Sorsby’s lawyer moves fast to stop NFL penalties
Brendan Sorsby’s – Brendan Sorsby hired attorney Jeffrey Kessler in May, and Kessler has already begun building a case aimed at preventing the NFL from blocking his supplemental-draft path. The concern: the league could reject his application or suspend him, citing eligibility a
Brendan Sorsby didn’t just hire an attorney in May and move on. He brought in Jeffrey Kessler for a specific kind of fight—one Kessler has taken up before, in court, pushing back on both the NCAA and the NFL.
For weeks. the question attached to Sorsby’s next step has been whether he can enter the supplemental draft if his eligibility isn’t restored. In that scenario, Kessler’s presence becomes more than a procedural detail. The concern is that he could try to force the NFL to allow immediate entry “with a clean slate. ” stripping the league of roadblocks before a judgment is even fully formed.
Now, a source with knowledge of the situation says Kessler has already started working to make sure the league doesn’t impose punishment that could derail Sorsby’s effort to join the NFL. The NFL has multiple ways it could respond, and the anxiety around the league’s options has sharpened.
One possibility is straightforward: the league could try to reject Sorsby’s application for the supplemental draft. Another would be more consequential. The NFL could suspend Sorsby, crafting an outcome it ties to the integrity of the NFL’s gambling policies.
That fear isn’t built on a vague history. Commissioner Roger Goodell previously duplicated the five-game suspension imposed by the NCAA on Ohio State quarterback Terrelle Pryor. who later became a third-round pick of the Raiders in the 2011 supplemental draft. In that decision, Goodell expressly cited the “integrity of, and public confidence in” the league’s eligibility rules.
Goodell also wrote about Pryor in a way that now looms over any case that resembles a player trying to use timing and eligibility structure to change consequences. He said: “In my judgment. allowing players to secure their own ineligibility for college play in order to avoid previously determined disciplinary consequences for admitted conduct reflects poorly not on college football — which acted to discipline the transgressor — but on the NFL. by making it into a sanctuary where a player cannot only avoid the consequences of his conduct. but be paid for doing so.”.
If the NFL chooses to follow that same line of reasoning with Sorsby, the argument would be that the quarterback ultimately used the NFL as that “sanctuary,” avoiding consequences tied to conduct by benefiting from how eligibility plays out.
For now, multiple teams are concerned that Goodell could impose a significant suspension on Sorsby. Kessler’s job. the source says. pivots on that exact point: keeping the league from turning eligibility and discipline into a detour that costs Sorsby months—or more—while the decision process stretches out.
Kessler’s court experience has made him a familiar adversary for the league in these moments. But the stakes for Sorsby are immediate and career-defining, and the timing of the legal response is the clearest sign of how closely everyone is watching what comes next.

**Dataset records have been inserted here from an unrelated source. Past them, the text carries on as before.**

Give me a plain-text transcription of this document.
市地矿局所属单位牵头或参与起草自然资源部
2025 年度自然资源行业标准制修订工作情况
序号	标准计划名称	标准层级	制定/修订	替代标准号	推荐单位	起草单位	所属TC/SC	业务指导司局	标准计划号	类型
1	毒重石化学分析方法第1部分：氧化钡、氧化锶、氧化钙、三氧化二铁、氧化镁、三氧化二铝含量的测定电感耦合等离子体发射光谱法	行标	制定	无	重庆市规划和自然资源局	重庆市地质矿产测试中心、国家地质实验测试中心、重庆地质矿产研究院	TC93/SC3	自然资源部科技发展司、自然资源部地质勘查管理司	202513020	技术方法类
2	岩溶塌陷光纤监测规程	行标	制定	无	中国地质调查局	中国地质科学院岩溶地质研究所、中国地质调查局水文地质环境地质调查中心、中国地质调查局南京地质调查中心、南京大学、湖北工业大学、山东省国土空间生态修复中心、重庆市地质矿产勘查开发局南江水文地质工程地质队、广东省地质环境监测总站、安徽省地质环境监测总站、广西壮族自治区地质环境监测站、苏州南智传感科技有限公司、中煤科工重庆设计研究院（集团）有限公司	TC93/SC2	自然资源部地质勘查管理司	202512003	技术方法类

Brendan Sorsby Jeffrey Kessler NFL supplemental draft Roger Goodell Terrelle Pryor Ohio State Raiders gambling policy eligibility rules legal challenge NCAA suspension
NFL penalties always seem like they’re waiting for someone to slip up.

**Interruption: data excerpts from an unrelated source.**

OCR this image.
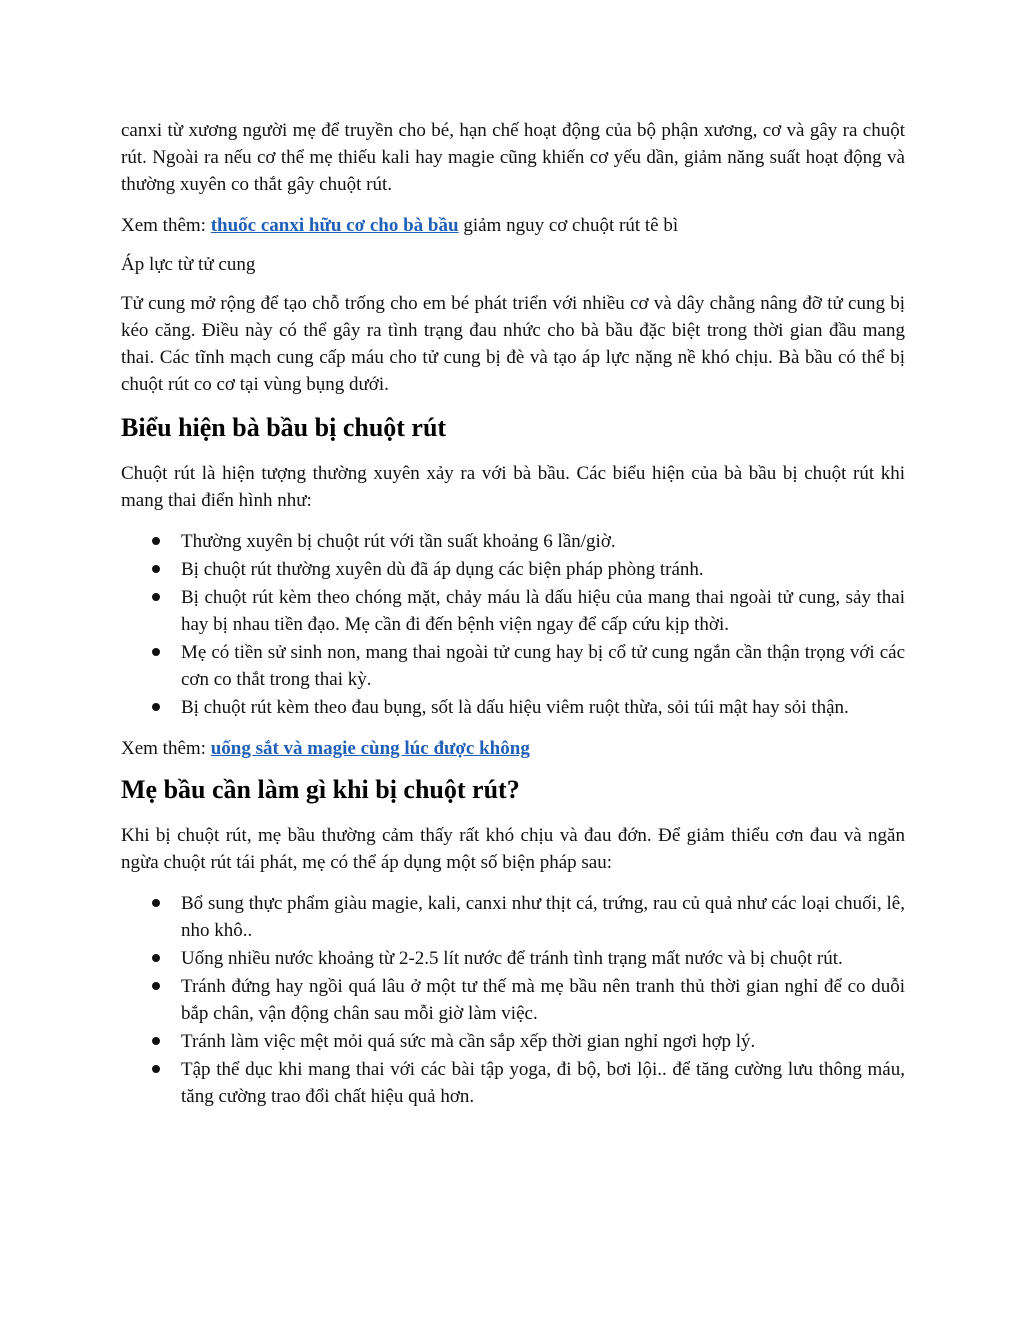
canxi từ xương người mẹ để truyền cho bé, hạn chế hoạt động của bộ phận xương, cơ và gây ra chuột rút. Ngoài ra nếu cơ thể mẹ thiếu kali hay magie cũng khiến cơ yếu dần, giảm năng suất hoạt động và thường xuyên co thắt gây chuột rút.

Xem thêm: thuốc canxi hữu cơ cho bà bầu giảm nguy cơ chuột rút tê bì

Áp lực từ tử cung

Tử cung mở rộng để tạo chỗ trống cho em bé phát triển với nhiều cơ và dây chằng nâng đỡ tử cung bị kéo căng. Điều này có thể gây ra tình trạng đau nhức cho bà bầu đặc biệt trong thời gian đầu mang thai. Các tĩnh mạch cung cấp máu cho tử cung bị đè và tạo áp lực nặng nề khó chịu. Bà bầu có thể bị chuột rút co cơ tại vùng bụng dưới.

Biểu hiện bà bầu bị chuột rút

Chuột rút là hiện tượng thường xuyên xảy ra với bà bầu. Các biểu hiện của bà bầu bị chuột rút khi mang thai điển hình như:

Thường xuyên bị chuột rút với tần suất khoảng 6 lần/giờ.
Bị chuột rút thường xuyên dù đã áp dụng các biện pháp phòng tránh.
Bị chuột rút kèm theo chóng mặt, chảy máu là dấu hiệu của mang thai ngoài tử cung, sảy thai hay bị nhau tiền đạo. Mẹ cần đi đến bệnh viện ngay để cấp cứu kịp thời.
Mẹ có tiền sử sinh non, mang thai ngoài tử cung hay bị cổ tử cung ngắn cần thận trọng với các cơn co thắt trong thai kỳ.
Bị chuột rút kèm theo đau bụng, sốt là dấu hiệu viêm ruột thừa, sỏi túi mật hay sỏi thận.

Xem thêm: uống sắt và magie cùng lúc được không

Mẹ bầu cần làm gì khi bị chuột rút?

Khi bị chuột rút, mẹ bầu thường cảm thấy rất khó chịu và đau đớn. Để giảm thiểu cơn đau và ngăn ngừa chuột rút tái phát, mẹ có thể áp dụng một số biện pháp sau:

Bổ sung thực phẩm giàu magie, kali, canxi như thịt cá, trứng, rau củ quả như các loại chuối, lê, nho khô..
Uống nhiều nước khoảng từ 2-2.5 lít nước để tránh tình trạng mất nước và bị chuột rút.
Tránh đứng hay ngồi quá lâu ở một tư thế mà mẹ bầu nên tranh thủ thời gian nghỉ để co duỗi bắp chân, vận động chân sau mỗi giờ làm việc.
Tránh làm việc mệt mỏi quá sức mà cần sắp xếp thời gian nghỉ ngơi hợp lý.
Tập thể dục khi mang thai với các bài tập yoga, đi bộ, bơi lội.. để tăng cường lưu thông máu, tăng cường trao đổi chất hiệu quả hơn.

So they hired a lawyer in May and now it’s “moving fast”? Idk why the league needs more drama, just let him play. Sounds like Goodell gonna do the same old suspension thing.
I don’t get it, doesn’t “supplemental draft path” mean he already qualifies? Like if he got into the NCAA thing and then it’s wrong, why isn’t the NCAA the one getting sued not the NFL. Also Terrelle Pryor… that was because of gambling integrity?? feels like they’re mixing stuff.
Kessler is already building a case like a week after May?? That’s wild. And they keep saying “clean slate” like that’s a legal button you can push. If the NFL suspends him for “gambling policies” that’s kinda insane because he didn’t even gamble, he’s just trying to get drafted right? Seems like the league uses whatever excuse fits the headlines. Terrelle Pryor got suspended and then somehow it worked out, so I’m guessing this ends up the same? maybe?